Use a 4K Display on MacBook Pro Retina: Vertical Orientation
This (screen shot below) is how I use my NEC EA244UHD 4K display on my late 2013 MacBook Pro Retina, which I use as a 2nd workstation for processing multi-minute jobs while I contine work on my Mac Pro*. I like the vertical orientation for reading web pages, and it keeps the desk area quite small.
The NEC EA244UHD 4K display is available at a moderate price and can be calibrated with the Spectra View II software and hardware that its siblings use (included in this SKU). Like all the NEC displays, can be rotated vertically in a few seconds (and back to landscape orientation just as easily). And it has a 3-year warranty, versus the crummy 1-year warranty with the rumored 21.5" iMac 4K (and the iMac display cannot be calibrated).
See also Reader Question: NEC Displays vs Apple.
* My 8-core 3.3 GHz 2013 Mac Pro has ample CPU power, but Photoshop keeps forcing itself to the front while I try to work on another task, so it effectively locks me out of any use of the machine while the job (script) runs. This behavior is wantonly destructive to making use of my time, but there is no workaround for its idiotic behavior. And it’s buggy too—the job can abort if Photoshop is not in front at certain junctures. So I run such jobs on the MacBook Pro, which sits just to my right on the same desk and I use file sharing to open the PSD or PSB file from the MBP.

James A writes:
Would putting photoshop on its own desktop and then do other tasks on another desktop solve the problem of it coming to the foreground when you don’t want it to?
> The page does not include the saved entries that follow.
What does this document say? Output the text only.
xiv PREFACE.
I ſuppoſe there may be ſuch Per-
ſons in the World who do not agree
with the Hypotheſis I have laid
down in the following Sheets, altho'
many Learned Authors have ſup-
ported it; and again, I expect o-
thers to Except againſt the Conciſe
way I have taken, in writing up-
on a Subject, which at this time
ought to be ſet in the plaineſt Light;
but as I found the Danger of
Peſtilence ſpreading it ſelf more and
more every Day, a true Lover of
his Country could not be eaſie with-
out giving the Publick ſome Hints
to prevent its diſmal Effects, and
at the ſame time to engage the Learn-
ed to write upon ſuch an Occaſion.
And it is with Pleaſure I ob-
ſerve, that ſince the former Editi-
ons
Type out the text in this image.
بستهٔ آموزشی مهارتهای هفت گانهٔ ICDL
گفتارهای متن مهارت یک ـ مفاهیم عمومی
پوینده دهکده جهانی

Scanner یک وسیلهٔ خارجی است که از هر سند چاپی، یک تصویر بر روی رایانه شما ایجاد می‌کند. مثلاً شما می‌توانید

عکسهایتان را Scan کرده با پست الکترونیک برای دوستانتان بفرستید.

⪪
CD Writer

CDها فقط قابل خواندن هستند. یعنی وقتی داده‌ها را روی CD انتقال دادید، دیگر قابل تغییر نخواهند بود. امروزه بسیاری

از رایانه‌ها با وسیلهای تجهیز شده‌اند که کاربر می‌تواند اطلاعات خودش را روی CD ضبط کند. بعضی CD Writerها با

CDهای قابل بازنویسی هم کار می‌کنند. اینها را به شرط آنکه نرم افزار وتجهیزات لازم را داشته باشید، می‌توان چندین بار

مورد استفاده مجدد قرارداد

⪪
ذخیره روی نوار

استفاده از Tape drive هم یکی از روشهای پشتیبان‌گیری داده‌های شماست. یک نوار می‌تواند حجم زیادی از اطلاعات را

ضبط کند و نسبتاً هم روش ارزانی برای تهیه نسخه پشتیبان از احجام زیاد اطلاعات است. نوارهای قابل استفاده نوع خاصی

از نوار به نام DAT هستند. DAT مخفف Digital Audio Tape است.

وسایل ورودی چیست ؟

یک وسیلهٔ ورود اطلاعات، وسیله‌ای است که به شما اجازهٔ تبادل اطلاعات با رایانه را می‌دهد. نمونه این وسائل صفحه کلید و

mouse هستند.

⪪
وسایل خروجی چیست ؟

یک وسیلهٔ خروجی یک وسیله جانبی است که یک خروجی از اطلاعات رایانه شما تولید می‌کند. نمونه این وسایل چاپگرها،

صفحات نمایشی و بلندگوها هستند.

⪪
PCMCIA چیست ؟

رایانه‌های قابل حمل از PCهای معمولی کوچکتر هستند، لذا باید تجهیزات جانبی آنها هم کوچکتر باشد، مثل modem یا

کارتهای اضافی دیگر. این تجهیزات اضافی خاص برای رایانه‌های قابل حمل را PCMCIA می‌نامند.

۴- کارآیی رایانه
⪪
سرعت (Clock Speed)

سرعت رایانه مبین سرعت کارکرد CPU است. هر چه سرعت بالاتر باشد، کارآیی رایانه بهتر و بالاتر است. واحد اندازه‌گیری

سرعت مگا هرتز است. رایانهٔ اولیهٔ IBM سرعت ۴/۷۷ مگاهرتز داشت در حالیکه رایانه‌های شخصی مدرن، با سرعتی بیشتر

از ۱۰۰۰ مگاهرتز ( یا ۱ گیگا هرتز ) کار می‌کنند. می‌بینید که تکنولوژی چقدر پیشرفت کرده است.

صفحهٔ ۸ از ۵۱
I use multiple desktops and switch between using FN:Arrow key combos. After awhile it is in the muscle memory and very easy to use.
DIGLLOYD: If by “another destktop” James means the “Spaces” feature, that might work. I constantly shuttle between 3 or 4 programs, and having Photoshop in a separate space might take extra keypresses and might be OK. Still it looks promising and I’m going to try it out.
Results with this approach
- Photoshop does not come to the front (good!)
- Photoshop changes the cursor to a busy cursor even if it is out of sight in another space (distracting).
- Show stopper: Photoshop aborts the script by bringing itself to the front with the error dialog “ ”. Bummer.